I am attempting to speed up some code that I wrote but am having a large amount of trouble doing so. I know that being able to remove for loops and using numpy can help to do this so that is what I have been attempting with little success.
The working function without any speedups is
def acf(x, y, z, cutoff=0):
steps = x.shape[1]
natoms = x.shape[0]
z_x = np.zeros((steps,natoms))
z_y, z_z = np.zeros_like(z_x), np.zeros_like(z_x)
xmean = np.mean(x, axis=1)
ymean = np.mean(y, axis=1)
zmean = np.mean(z, axis=1)
for k in range(steps-cutoff): # x.shape[1]
xtemp, ytemp, ztemp = [], [], []
for i in range(x.shape[0]): # natoms
xtop, ytop, ztop = 0.0, 0.0, 0.0
xbot, ybot, zbot = 0.0, 0.0, 0.0
for j in range(steps-k): # x.shape[1]-k
xtop += (x[i][j] - xmean[i]) * (x[i][j+k] - xmean[i])
ytop += (y[i][j] - ymean[i]) * (y[i][j+k] - ymean[i])
ztop += (z[i][j] - zmean[i]) * (z[i][j+k] - zmean[i])

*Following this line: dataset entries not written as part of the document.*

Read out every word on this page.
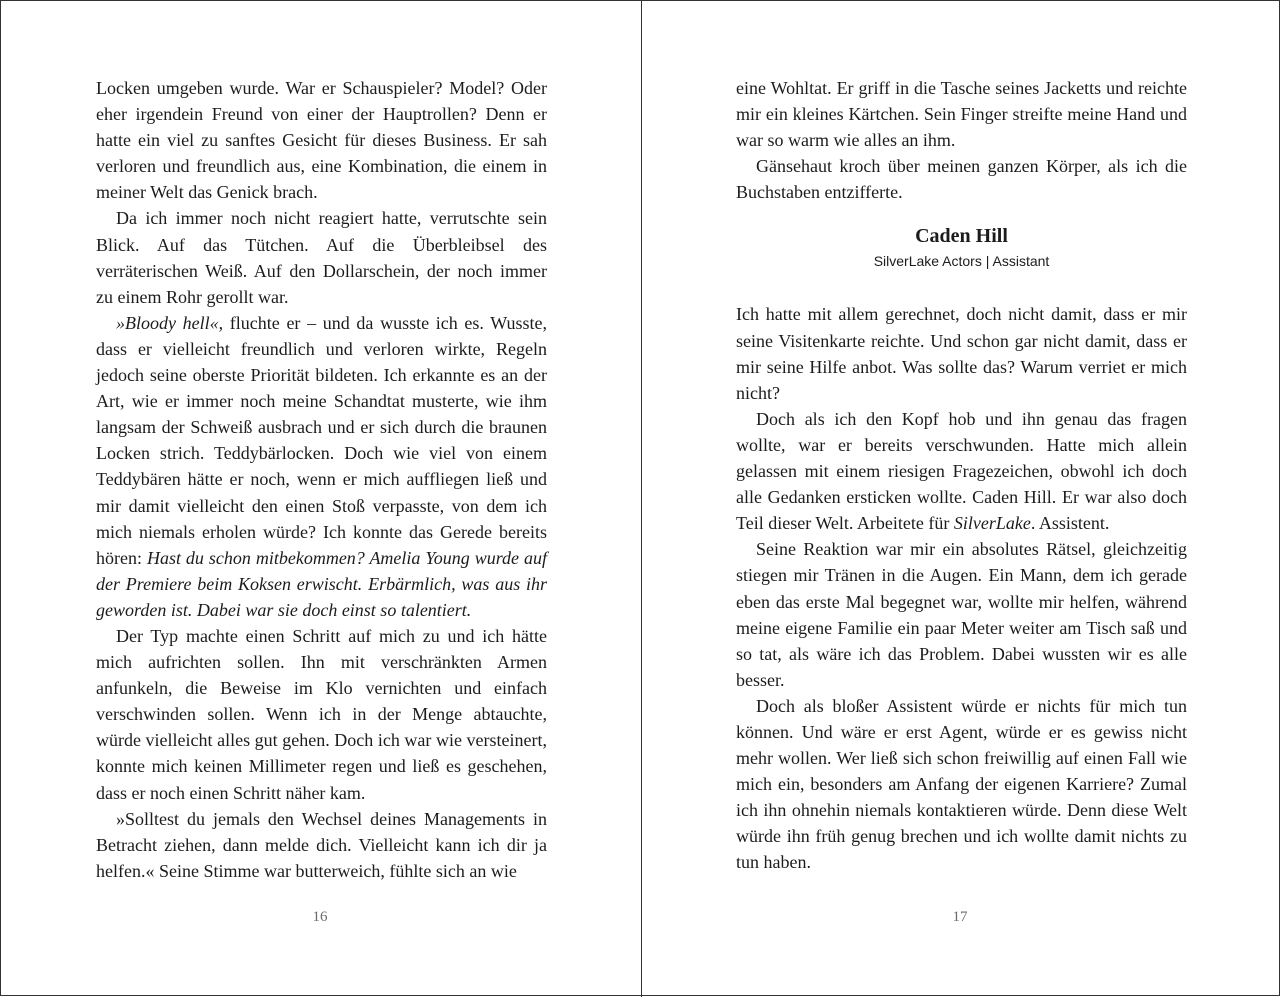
Locken umgeben wurde. War er Schauspieler? Model? Oder eher irgendein Freund von einer der Hauptrollen? Denn er hatte ein viel zu sanftes Gesicht für dieses Business. Er sah verloren und freundlich aus, eine Kombination, die einem in meiner Welt das Genick brach.

Da ich immer noch nicht reagiert hatte, verrutschte sein Blick. Auf das Tütchen. Auf die Überbleibsel des verräterischen Weiß. Auf den Dollarschein, der noch immer zu einem Rohr gerollt war.

»Bloody hell«, fluchte er – und da wusste ich es. Wusste, dass er vielleicht freundlich und verloren wirkte, Regeln jedoch seine oberste Priorität bildeten. Ich erkannte es an der Art, wie er immer noch meine Schandtat musterte, wie ihm langsam der Schweiß ausbrach und er sich durch die braunen Locken strich. Teddybärlocken. Doch wie viel von einem Teddybären hätte er noch, wenn er mich auffliegen ließ und mir damit vielleicht den einen Stoß verpasste, von dem ich mich niemals erholen würde? Ich konnte das Gerede bereits hören: Hast du schon mitbekommen? Amelia Young wurde auf der Premiere beim Koksen erwischt. Erbärmlich, was aus ihr geworden ist. Dabei war sie doch einst so talentiert.

Der Typ machte einen Schritt auf mich zu und ich hätte mich aufrichten sollen. Ihn mit verschränkten Armen anfunkeln, die Beweise im Klo vernichten und einfach verschwinden sollen. Wenn ich in der Menge abtauchte, würde vielleicht alles gut gehen. Doch ich war wie versteinert, konnte mich keinen Millimeter regen und ließ es geschehen, dass er noch einen Schritt näher kam.

»Solltest du jemals den Wechsel deines Managements in Betracht ziehen, dann melde dich. Vielleicht kann ich dir ja helfen.« Seine Stimme war butterweich, fühlte sich an wie

16

eine Wohltat. Er griff in die Tasche seines Jacketts und reichte mir ein kleines Kärtchen. Sein Finger streifte meine Hand und war so warm wie alles an ihm.

Gänsehaut kroch über meinen ganzen Körper, als ich die Buchstaben entzifferte.

Caden Hill
SilverLake Actors | Assistant

Ich hatte mit allem gerechnet, doch nicht damit, dass er mir seine Visitenkarte reichte. Und schon gar nicht damit, dass er mir seine Hilfe anbot. Was sollte das? Warum verriet er mich nicht?

Doch als ich den Kopf hob und ihn genau das fragen wollte, war er bereits verschwunden. Hatte mich allein gelassen mit einem riesigen Fragezeichen, obwohl ich doch alle Gedanken ersticken wollte. Caden Hill. Er war also doch Teil dieser Welt. Arbeitete für SilverLake. Assistent.

Seine Reaktion war mir ein absolutes Rätsel, gleichzeitig stiegen mir Tränen in die Augen. Ein Mann, dem ich gerade eben das erste Mal begegnet war, wollte mir helfen, während meine eigene Familie ein paar Meter weiter am Tisch saß und so tat, als wäre ich das Problem. Dabei wussten wir es alle besser.

Doch als bloßer Assistent würde er nichts für mich tun können. Und wäre er erst Agent, würde er es gewiss nicht mehr wollen. Wer ließ sich schon freiwillig auf einen Fall wie mich ein, besonders am Anfang der eigenen Karriere? Zumal ich ihn ohnehin niemals kontaktieren würde. Denn diese Welt würde ihn früh genug brechen und ich wollte damit nichts zu tun haben.

17
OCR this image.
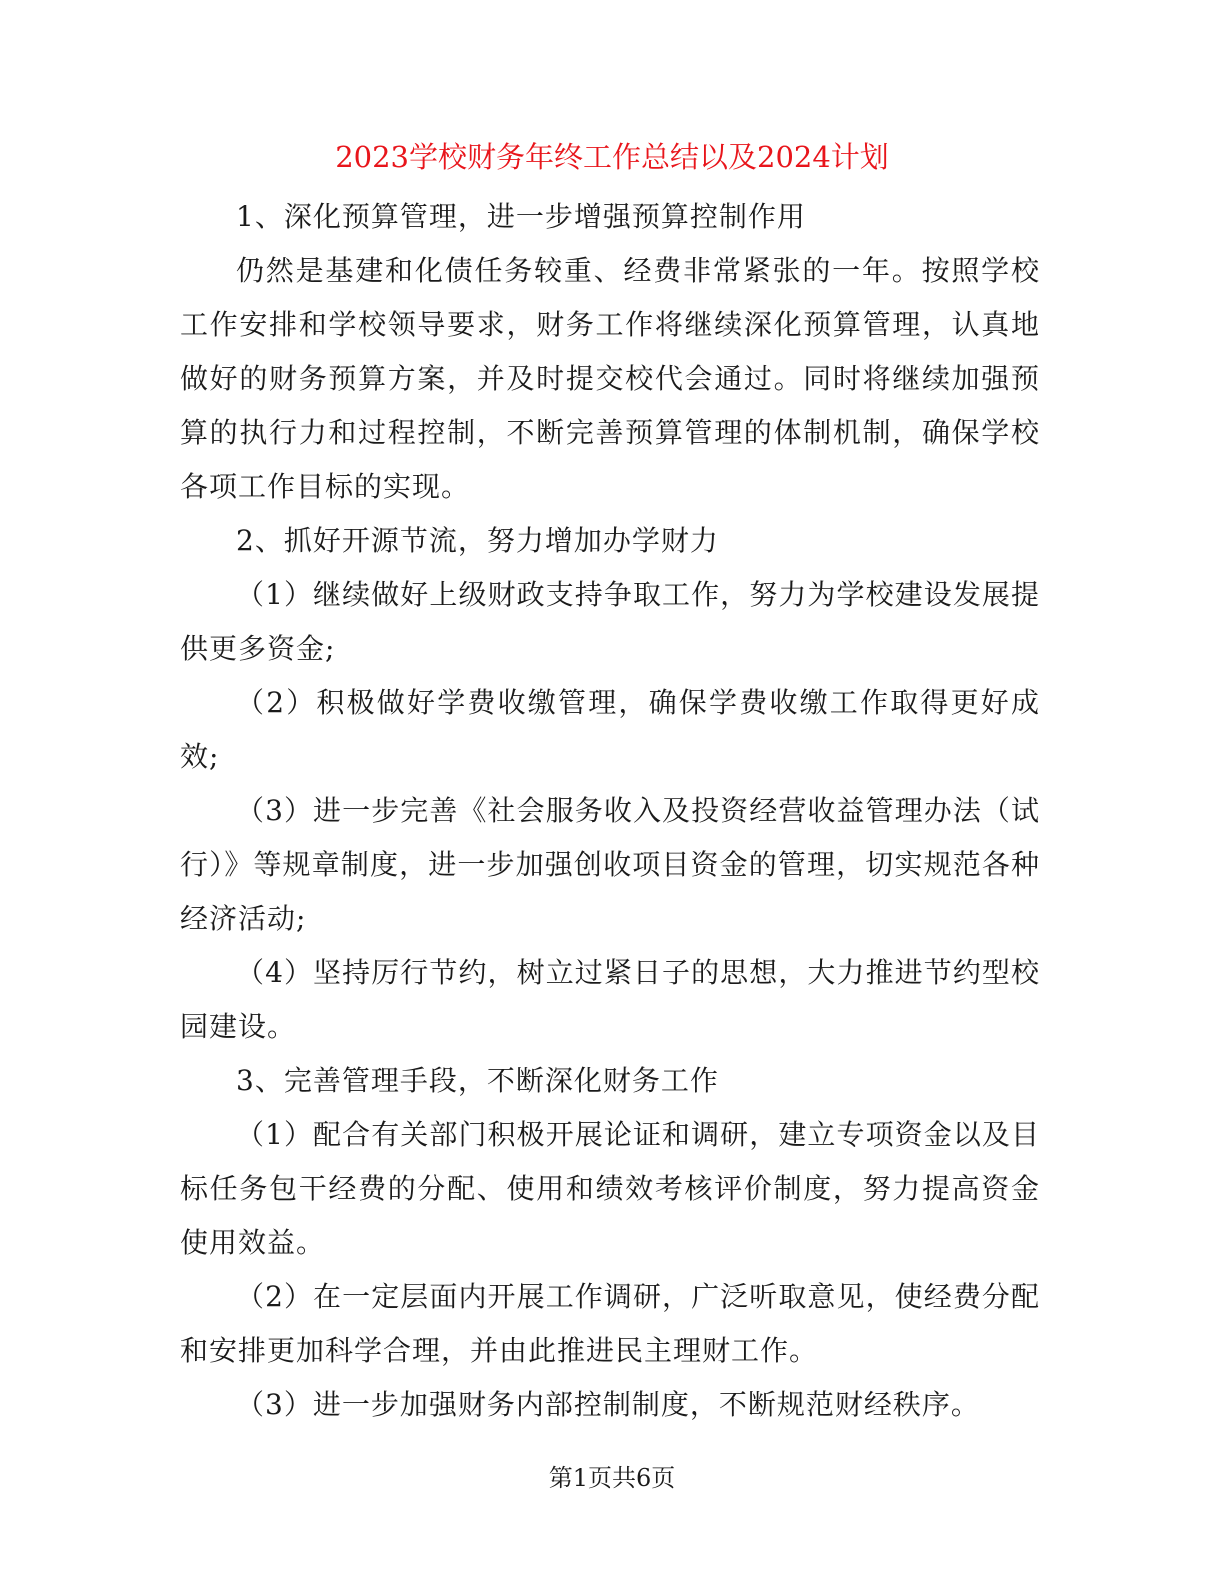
2023学校财务年终工作总结以及2024计划

1、深化预算管理，进一步增强预算控制作用

仍然是基建和化债任务较重、经费非常紧张的一年。按照学校工作安排和学校领导要求，财务工作将继续深化预算管理，认真地做好的财务预算方案，并及时提交校代会通过。同时将继续加强预算的执行力和过程控制，不断完善预算管理的体制机制，确保学校各项工作目标的实现。

2、抓好开源节流，努力增加办学财力

（1）继续做好上级财政支持争取工作，努力为学校建设发展提供更多资金;

（2）积极做好学费收缴管理，确保学费收缴工作取得更好成效;

（3）进一步完善《社会服务收入及投资经营收益管理办法（试行）》等规章制度，进一步加强创收项目资金的管理，切实规范各种经济活动;

（4）坚持厉行节约，树立过紧日子的思想，大力推进节约型校园建设。

3、完善管理手段，不断深化财务工作

（1）配合有关部门积极开展论证和调研，建立专项资金以及目标任务包干经费的分配、使用和绩效考核评价制度，努力提高资金使用效益。

（2）在一定层面内开展工作调研，广泛听取意见，使经费分配和安排更加科学合理，并由此推进民主理财工作。

（3）进一步加强财务内部控制制度，不断规范财经秩序。

第1页共6页
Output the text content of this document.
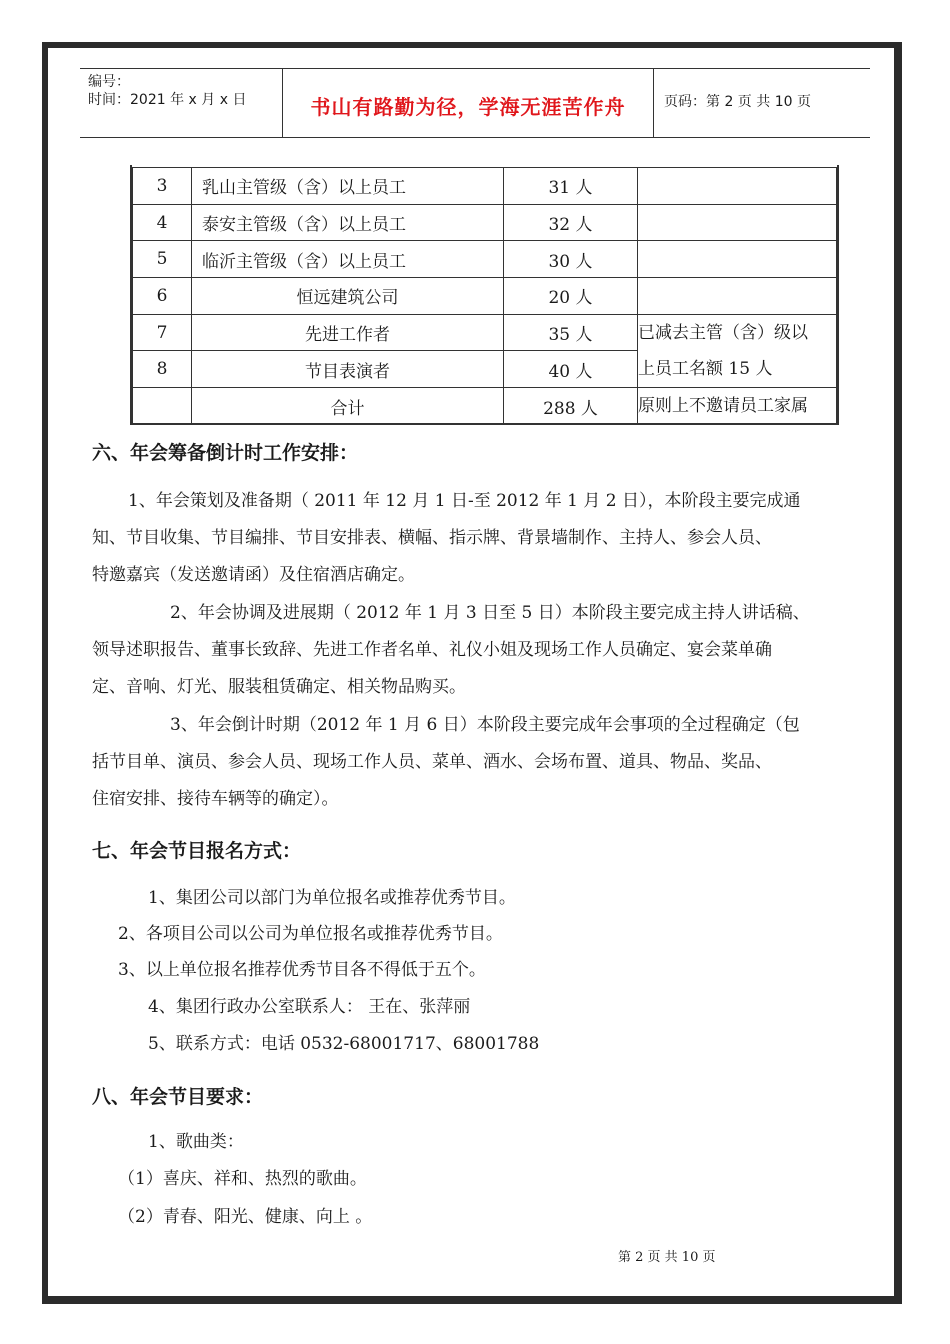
编号：
时间：2021 年 x 月 x 日	书山有路勤为径，学海无涯苦作舟	页码：第 2 页 共 10 页
3	乳山主管级（含）以上员工	31 人	
4	泰安主管级（含）以上员工	32 人	
5	临沂主管级（含）以上员工	30 人	
6	恒远建筑公司	20 人	
7	先进工作者	35 人	已减去主管（含）级以
上员工名额 15 人

8	节目表演者	40 人	
	合计	288 人	原则上不邀请员工家属
六、年会筹备倒计时工作安排：
1、年会策划及准备期（ 2011 年 12 月 1 日-至 2012 年 1 月 2 日），本阶段主要完成通
知、节目收集、节目编排、节目安排表、横幅、指示牌、背景墙制作、主持人、参会人员、
特邀嘉宾（发送邀请函）及住宿酒店确定。
2、年会协调及进展期（ 2012 年 1 月 3 日至 5 日）本阶段主要完成主持人讲话稿、
领导述职报告、董事长致辞、先进工作者名单、礼仪小姐及现场工作人员确定、宴会菜单确
定、音响、灯光、服装租赁确定、相关物品购买。
3、年会倒计时期（2012 年 1 月 6 日）本阶段主要完成年会事项的全过程确定（包
括节目单、演员、参会人员、现场工作人员、菜单、酒水、会场布置、道具、物品、奖品、
住宿安排、接待车辆等的确定）。
七、年会节目报名方式：
1、集团公司以部门为单位报名或推荐优秀节目。
2、各项目公司以公司为单位报名或推荐优秀节目。
3、以上单位报名推荐优秀节目各不得低于五个。
4、集团行政办公室联系人： 王在、张萍丽
5、联系方式：电话 0532-68001717、68001788
八、年会节目要求：
1、歌曲类：
（1）喜庆、祥和、热烈的歌曲。
（2）青春、阳光、健康、向上 。
第 2 页 共 10 页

xbot += (x[i][j] - xmean[i])**2
ybot += (y[i][j] - ymean[i])**2
zbot += (z[i][j] - zmean[i])**2
xtemp.append(xtop/xbot)
ytemp.append(ytop/ybot)
ztemp.append(ztop/zbot)
z_x[k] = xtemp
z_y[k] = ytemp
z_z[k] = ztemp
z_x = np.mean(np.array(z_x), axis=1)
z_y = np.mean(np.array(z_y), axis=1)
z_z = np.mean(np.array(z_z), axis=1)
return z_x, z_y, z_z
The inputs x, y, and z for this function are numpy arrays of the same dimensions. An example of x (or y or z for that matter) is:
x = np.array([[1,2,3],[4,5,6]])
So far what I have been able to do is
def acf_quick(x, y, z, cutoff=0):
steps = x.shape[1]
natoms = x.shape[0]
z_x = np.zeros((steps,natoms))
z_y, z_z = np.zeros_like(z_x), np.zeros_like(z_x)
x -= np.mean(x, axis=1, keepdims=True)
y -= np.mean(y, axis=1, keepdims=True)
z -= np.mean(z, axis=1, keepdims=True)
for k in range(steps-cutoff): # x.shape[1]
for i in range(natoms):
xtop, ytop, ztop = 0.0, 0.0, 0.0
xbot, ybot, zbot = 0.0, 0.0, 0.0
for j in range(steps-k): # x.shape[1]-k
xtop += (x[i][j]) * (x[i][j+k])
ytop += (y[i][j]) * (y[i][j+k])
ztop += (z[i][j]) * (z[i][j+k])
xbot += (x[i][j])**2
ybot += (y[i][j])**2
zbot += (z[i][j])**2
z_x[k][i] = xtop/xbot
z_y[k][i] = ytop/xbot
z_z[k][i] = ztop/xbot
z_x = np.mean(np.array(z_x), axis=1)
z_y = np.mean(np.array(z_y), axis=1)
z_z = np.mean(np.array(z_z), axis=1)
return z_x, z_y, z_z
This speeds it up by about 33% but I believe there is a way to remove the for i in range(natoms) using something along the lines of x[:][j]. So far I have been unsuccessful and any help would be greatly appreciated.
Before anyone asks, I know that this is an autocorrelation function and there are several built into numpy, scipy, etc but I need to write my own.